Lea más: La pólvora sigue dejando víctimas en Norte de Santander
“Vimos que se había desprendido más material del cerro y que las calles comenzaban a agrietarse, pero nunca pensamos que fuera tan grave”, relata hoy, 14 años después.
Como él, pocos daban crédito a lo que veían. De hecho, comenta que ese día cerró su casa y salió hacia la finca de sus padres en la vereda San Isidro, en el que parecía un día más, con una eventualidad que no traería mayores consecuencias.
No obstante, muy pronto le tocó volver. Las noticias que escuchaba en la radio sobre la inminente destrucción del casco urbano y el insistente llamado de conocidos, para que bajara a salvar lo que pudiera, hicieron que retornara rápido al pueblo.
“Cuando llegué estaba ya oscureciendo. Mi casa estaba buena todavía pero ya no había agua ni luz, y habían comenzado los saqueos en viviendas vecinas”, relata Botello sobre el ambiente que encontró en el momento de iniciar con su trasteo, sin sospechar que al día siguiente, el 17 de diciembre, se consumaría la desastre.
Sus bienes los guardó en casas de varios familiares en municipios cercanos, mientras que él junto con su esposa e hijo se estableció en la finca de sus padres.
Pero a pesar de estar con sus principales afectos, aseguró que la vida le cambió drásticamente. La añoranza de su pueblo, donde nació y creció, donde tenía su vida y su mundo, es incluso al día de hoy un sentimiento que le remueve todas sus fibras.
“La vida en los pueblos es muy diferente a la vida en la ciudad, uno extraña muchísimo eso”, confiesa Jesús, quien al día de hoy sigue viviendo en la vereda junto a sus padres, pero en una casa propia que pudo construir con algunas ayudas que se dieron en ocasión de aquella catástrofe natural.
A pesar de la magnitud, la destrucción de Gramalote no registró pérdidas humanas, aunque desde lo emotivo muchas vidas quedaron rotas, por la profunda tristeza que provocó el desarraigo.
Origen de la tragedia
Pero ¿qué provocó semejante tragedia? Diferentes artículos publicados sobre este evento, hablan de la combinación de factores como las lluvias, fallas humanas y geológicas.

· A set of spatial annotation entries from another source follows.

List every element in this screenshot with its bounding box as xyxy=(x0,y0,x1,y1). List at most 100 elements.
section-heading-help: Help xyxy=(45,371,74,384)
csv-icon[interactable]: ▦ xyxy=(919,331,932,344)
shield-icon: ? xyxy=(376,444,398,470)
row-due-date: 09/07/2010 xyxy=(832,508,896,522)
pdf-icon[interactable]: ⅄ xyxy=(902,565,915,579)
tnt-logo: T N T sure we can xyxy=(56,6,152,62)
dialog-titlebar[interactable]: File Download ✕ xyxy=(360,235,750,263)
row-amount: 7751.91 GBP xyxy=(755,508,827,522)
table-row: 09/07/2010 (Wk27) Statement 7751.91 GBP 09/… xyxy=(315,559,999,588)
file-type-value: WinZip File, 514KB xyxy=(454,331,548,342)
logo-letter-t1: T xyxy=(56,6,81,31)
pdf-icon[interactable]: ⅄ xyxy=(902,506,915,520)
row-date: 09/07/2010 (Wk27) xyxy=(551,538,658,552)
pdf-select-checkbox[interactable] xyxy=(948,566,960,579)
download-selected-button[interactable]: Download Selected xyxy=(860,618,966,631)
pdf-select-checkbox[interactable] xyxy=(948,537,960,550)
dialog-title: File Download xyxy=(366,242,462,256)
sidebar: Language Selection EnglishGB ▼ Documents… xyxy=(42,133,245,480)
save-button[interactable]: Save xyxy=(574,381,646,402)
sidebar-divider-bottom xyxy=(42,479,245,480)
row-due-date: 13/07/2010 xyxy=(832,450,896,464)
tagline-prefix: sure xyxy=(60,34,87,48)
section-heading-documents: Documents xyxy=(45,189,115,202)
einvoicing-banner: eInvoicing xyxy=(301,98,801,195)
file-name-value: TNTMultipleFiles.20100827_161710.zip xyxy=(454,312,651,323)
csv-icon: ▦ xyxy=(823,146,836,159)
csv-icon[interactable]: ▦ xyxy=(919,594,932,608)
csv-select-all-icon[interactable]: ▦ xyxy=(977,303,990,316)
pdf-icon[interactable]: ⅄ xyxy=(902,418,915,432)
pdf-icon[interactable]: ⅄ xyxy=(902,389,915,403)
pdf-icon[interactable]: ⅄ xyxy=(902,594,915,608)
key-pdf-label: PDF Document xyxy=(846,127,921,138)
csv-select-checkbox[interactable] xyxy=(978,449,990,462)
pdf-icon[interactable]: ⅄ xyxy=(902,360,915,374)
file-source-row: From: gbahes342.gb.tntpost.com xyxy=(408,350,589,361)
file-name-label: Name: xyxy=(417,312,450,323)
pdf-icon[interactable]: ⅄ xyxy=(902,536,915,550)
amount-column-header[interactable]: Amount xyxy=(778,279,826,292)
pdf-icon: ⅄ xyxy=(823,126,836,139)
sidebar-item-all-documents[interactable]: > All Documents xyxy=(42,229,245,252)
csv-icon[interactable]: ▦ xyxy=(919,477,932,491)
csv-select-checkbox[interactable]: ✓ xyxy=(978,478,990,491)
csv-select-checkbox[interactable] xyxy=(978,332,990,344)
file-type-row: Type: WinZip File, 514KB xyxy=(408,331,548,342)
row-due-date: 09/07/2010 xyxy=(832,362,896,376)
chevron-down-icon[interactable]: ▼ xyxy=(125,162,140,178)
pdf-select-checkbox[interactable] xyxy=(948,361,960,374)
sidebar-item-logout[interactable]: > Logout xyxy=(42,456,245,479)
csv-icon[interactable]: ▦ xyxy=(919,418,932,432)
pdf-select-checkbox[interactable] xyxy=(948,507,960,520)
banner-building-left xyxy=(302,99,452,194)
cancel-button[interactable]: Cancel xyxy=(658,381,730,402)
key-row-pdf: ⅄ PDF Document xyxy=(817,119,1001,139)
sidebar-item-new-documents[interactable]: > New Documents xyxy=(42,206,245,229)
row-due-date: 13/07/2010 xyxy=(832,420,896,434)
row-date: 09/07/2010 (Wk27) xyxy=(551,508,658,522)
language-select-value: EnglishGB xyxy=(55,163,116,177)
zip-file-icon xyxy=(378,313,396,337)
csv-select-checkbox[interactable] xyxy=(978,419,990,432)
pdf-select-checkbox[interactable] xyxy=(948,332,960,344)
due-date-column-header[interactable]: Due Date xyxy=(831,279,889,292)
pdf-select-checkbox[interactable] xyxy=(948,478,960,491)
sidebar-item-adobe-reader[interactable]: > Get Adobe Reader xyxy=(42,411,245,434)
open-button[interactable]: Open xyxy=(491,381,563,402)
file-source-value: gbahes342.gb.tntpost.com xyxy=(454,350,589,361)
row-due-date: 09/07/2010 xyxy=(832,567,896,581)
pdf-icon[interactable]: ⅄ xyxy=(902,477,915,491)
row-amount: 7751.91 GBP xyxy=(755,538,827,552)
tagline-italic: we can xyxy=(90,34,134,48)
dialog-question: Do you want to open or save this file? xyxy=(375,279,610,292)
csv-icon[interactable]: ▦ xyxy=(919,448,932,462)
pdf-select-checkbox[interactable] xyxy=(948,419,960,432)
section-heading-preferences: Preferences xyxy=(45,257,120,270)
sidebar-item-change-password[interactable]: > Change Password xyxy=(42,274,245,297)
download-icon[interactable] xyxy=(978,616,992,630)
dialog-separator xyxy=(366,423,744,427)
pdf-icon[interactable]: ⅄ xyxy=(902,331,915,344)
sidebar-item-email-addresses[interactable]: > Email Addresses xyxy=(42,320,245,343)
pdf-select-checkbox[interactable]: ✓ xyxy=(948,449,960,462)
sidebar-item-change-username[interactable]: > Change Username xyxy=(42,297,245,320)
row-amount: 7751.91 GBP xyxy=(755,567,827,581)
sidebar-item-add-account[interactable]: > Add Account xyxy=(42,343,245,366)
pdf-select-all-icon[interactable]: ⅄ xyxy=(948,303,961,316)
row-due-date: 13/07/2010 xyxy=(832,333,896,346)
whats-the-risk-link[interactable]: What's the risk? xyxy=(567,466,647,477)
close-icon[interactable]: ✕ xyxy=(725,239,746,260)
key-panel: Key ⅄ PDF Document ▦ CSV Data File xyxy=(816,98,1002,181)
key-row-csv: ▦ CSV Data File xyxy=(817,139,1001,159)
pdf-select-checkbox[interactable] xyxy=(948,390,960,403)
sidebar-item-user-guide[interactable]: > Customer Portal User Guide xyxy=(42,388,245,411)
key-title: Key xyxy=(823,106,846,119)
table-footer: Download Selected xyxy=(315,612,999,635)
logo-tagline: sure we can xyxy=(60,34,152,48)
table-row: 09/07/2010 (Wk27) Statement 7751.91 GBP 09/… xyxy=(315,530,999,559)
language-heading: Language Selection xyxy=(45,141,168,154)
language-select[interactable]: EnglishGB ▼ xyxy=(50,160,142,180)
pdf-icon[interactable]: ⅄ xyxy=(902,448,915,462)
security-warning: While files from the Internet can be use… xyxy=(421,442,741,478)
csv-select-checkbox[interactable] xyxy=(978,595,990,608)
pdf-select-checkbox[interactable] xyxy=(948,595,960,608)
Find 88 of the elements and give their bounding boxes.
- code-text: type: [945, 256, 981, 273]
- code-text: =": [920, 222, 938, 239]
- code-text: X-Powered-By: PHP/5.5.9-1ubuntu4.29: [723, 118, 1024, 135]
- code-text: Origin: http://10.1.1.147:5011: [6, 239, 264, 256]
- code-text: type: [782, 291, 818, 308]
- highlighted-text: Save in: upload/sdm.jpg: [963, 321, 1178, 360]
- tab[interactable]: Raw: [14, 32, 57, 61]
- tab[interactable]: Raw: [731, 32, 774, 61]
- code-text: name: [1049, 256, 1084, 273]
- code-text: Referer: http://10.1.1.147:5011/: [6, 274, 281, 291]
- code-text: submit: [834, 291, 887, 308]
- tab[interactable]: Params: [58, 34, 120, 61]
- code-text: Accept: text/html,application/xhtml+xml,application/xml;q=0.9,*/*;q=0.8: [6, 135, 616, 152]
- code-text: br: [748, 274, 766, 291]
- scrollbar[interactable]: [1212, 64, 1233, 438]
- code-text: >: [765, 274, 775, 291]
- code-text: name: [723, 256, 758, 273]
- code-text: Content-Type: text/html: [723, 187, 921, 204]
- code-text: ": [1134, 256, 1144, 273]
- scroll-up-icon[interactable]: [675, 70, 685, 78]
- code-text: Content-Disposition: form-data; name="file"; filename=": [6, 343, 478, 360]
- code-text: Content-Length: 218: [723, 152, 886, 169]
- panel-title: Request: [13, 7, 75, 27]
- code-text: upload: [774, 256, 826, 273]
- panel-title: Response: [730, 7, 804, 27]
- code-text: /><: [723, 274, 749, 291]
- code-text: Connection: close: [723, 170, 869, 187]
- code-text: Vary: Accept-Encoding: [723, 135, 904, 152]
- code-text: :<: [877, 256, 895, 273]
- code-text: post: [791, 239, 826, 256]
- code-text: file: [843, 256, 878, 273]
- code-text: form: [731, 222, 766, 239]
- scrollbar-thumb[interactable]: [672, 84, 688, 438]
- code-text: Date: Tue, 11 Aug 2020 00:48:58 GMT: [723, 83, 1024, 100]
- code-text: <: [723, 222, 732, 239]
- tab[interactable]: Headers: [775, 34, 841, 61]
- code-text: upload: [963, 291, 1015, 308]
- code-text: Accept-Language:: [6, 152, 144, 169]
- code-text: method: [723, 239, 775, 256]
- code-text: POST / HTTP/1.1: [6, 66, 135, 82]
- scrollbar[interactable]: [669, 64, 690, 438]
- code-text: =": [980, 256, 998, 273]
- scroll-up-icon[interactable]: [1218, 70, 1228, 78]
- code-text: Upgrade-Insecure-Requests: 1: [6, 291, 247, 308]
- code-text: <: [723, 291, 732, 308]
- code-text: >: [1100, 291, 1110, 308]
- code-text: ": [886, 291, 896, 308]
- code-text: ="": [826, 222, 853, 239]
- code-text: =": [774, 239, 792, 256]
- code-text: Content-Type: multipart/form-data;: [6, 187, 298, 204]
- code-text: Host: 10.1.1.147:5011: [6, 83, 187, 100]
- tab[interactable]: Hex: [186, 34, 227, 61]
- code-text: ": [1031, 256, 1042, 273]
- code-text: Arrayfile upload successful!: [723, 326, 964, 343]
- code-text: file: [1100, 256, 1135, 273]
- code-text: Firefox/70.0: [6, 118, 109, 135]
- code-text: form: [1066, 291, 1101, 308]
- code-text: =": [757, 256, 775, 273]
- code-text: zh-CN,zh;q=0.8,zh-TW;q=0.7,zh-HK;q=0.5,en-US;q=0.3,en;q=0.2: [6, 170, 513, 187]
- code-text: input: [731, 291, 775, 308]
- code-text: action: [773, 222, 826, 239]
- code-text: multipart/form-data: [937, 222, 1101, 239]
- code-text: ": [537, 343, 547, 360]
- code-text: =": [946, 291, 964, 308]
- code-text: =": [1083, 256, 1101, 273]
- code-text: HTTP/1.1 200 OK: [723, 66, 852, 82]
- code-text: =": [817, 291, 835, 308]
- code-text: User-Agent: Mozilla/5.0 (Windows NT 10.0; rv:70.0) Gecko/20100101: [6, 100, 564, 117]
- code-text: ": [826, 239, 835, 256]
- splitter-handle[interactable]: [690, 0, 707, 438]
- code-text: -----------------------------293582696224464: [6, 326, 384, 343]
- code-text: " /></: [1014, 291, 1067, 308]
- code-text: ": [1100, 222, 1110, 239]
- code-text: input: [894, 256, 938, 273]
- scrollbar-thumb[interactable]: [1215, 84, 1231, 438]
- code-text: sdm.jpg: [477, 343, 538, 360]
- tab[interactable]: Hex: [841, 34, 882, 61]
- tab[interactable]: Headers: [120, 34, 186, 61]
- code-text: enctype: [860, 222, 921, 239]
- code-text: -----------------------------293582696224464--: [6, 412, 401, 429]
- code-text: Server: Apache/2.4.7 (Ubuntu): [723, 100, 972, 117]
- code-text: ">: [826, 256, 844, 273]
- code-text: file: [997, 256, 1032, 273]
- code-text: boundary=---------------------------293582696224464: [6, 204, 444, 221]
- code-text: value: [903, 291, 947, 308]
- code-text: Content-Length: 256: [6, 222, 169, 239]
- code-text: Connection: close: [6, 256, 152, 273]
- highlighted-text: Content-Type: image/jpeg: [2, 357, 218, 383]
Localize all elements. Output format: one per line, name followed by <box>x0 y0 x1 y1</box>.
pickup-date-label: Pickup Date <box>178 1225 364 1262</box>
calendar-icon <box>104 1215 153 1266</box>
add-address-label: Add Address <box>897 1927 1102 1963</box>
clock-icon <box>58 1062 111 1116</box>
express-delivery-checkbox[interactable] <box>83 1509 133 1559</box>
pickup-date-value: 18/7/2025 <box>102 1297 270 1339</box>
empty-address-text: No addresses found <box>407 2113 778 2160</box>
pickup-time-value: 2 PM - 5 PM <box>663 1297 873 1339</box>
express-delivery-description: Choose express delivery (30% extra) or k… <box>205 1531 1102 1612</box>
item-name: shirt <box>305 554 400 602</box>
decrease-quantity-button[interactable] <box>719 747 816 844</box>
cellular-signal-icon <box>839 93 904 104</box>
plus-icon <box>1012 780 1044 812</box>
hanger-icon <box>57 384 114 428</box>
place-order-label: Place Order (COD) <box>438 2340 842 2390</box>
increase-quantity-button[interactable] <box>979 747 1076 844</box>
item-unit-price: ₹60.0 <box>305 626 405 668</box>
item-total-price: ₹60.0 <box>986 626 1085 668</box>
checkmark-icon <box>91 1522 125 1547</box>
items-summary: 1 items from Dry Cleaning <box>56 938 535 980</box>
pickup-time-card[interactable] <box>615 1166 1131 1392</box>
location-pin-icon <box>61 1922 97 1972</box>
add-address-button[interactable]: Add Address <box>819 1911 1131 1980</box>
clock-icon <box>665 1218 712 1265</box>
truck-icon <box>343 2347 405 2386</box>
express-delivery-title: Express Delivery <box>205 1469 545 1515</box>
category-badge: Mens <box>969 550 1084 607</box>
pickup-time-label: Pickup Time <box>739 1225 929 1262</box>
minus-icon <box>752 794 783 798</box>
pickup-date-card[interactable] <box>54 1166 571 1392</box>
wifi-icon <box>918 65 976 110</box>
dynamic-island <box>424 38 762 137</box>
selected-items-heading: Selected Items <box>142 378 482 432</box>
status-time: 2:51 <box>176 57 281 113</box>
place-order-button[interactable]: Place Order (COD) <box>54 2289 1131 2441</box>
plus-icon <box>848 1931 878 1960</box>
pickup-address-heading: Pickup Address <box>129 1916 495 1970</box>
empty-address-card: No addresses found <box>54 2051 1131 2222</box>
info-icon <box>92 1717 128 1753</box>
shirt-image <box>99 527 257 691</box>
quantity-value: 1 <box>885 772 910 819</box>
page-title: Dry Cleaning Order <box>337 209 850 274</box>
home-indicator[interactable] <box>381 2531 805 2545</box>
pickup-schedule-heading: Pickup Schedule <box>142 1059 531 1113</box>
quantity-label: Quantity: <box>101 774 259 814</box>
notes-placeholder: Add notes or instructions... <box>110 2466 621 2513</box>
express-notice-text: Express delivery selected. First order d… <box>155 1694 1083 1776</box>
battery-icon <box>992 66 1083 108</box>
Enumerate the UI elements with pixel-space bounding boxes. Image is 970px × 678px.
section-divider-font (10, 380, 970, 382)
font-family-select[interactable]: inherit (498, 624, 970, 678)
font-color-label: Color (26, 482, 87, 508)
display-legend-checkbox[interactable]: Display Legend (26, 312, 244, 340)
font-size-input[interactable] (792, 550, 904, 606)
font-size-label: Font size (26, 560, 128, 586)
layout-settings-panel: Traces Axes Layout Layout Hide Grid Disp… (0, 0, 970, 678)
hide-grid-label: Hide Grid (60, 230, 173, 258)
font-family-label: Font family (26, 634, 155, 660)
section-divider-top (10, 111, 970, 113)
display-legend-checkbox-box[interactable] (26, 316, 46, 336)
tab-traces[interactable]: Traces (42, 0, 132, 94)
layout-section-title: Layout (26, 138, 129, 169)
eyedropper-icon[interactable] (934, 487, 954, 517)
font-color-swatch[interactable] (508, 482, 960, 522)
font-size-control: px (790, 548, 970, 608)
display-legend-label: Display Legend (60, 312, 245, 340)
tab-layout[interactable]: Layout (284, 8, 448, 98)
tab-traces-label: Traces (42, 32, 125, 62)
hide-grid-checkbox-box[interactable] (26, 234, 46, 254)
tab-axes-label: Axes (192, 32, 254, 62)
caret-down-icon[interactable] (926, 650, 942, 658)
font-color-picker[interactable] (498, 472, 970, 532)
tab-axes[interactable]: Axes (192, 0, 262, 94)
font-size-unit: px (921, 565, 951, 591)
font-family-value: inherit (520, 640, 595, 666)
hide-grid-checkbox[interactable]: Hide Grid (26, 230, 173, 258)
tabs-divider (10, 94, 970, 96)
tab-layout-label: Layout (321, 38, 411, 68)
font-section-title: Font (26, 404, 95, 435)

De Justicia, un centro de estudios jurídicos y sociales dedicado al fortalecimiento del Estado de Derecho y a la promoción de los Derechos Humanos, recogió en un informe sobre Gramalote el diagnóstico de ambientalistas que atribuyeron la destrucción del pueblo al intenso fenómeno de La Niña que se vivió aquel año.
En su relato, Ramón de Jesús Botello corroboró el dato, al recordar que ese año había llovido tanto que los campesinos llegaron a advertir un empozamiento de agua en la montaña. Pero además de las lluvias, la alta deforestación y un sismo con epicentro en Salazar de Las Palmas, actuó como detonante del colapso de la montaña que acabó con el poblado.
Lea más: La yuca del Catatumbo busca nuevos mercados nacionales e internacionales
Carlos Carrillo, director de la Unidad Nacional para la Gestión del Riesgo de Desastres, en su última visita a Norte de Santander, justamente con ocasión de la entrega del nuevo casco urbano de Gramalote, en octubre, dejó la advertencia que lamentablemente lo ocurrido en este municipio, en 2010, sucede y va a seguir sucediendo en el país en la medida que se acentúen los efectos del cambio climático.
Al mostrarse partidario de implementar más labores de mitigación de riesgos, lanzó el llamado a la conciencia de los ciudadanos, no solo para que haya un trato más amigable con la naturaleza y un aprovechamiento razonable de los recursos, sino para que haya más prudencia al momento de establecerse en determinado lugar.
Gramalote, 14 años después
Luego de 14 años y la inversión de 488.000 millones de pesos, Gramalote volvió a levantarse entre las montañas de Norte de Santander, esta vez en forma de un nuevo y moderno urbanismo, que abarca 151 kilómetros cuadrados y con el equipamiento necesario para brindar seguridad y calidad de vida a sus habitantes.
El nuevo Gramalote cuenta 984 viviendas y está dotado con nuevas vías, redes de servicios públicos modernos, y un sistema de drenaje subterráneo, además de transporte, salud, educación, y espacios públicos.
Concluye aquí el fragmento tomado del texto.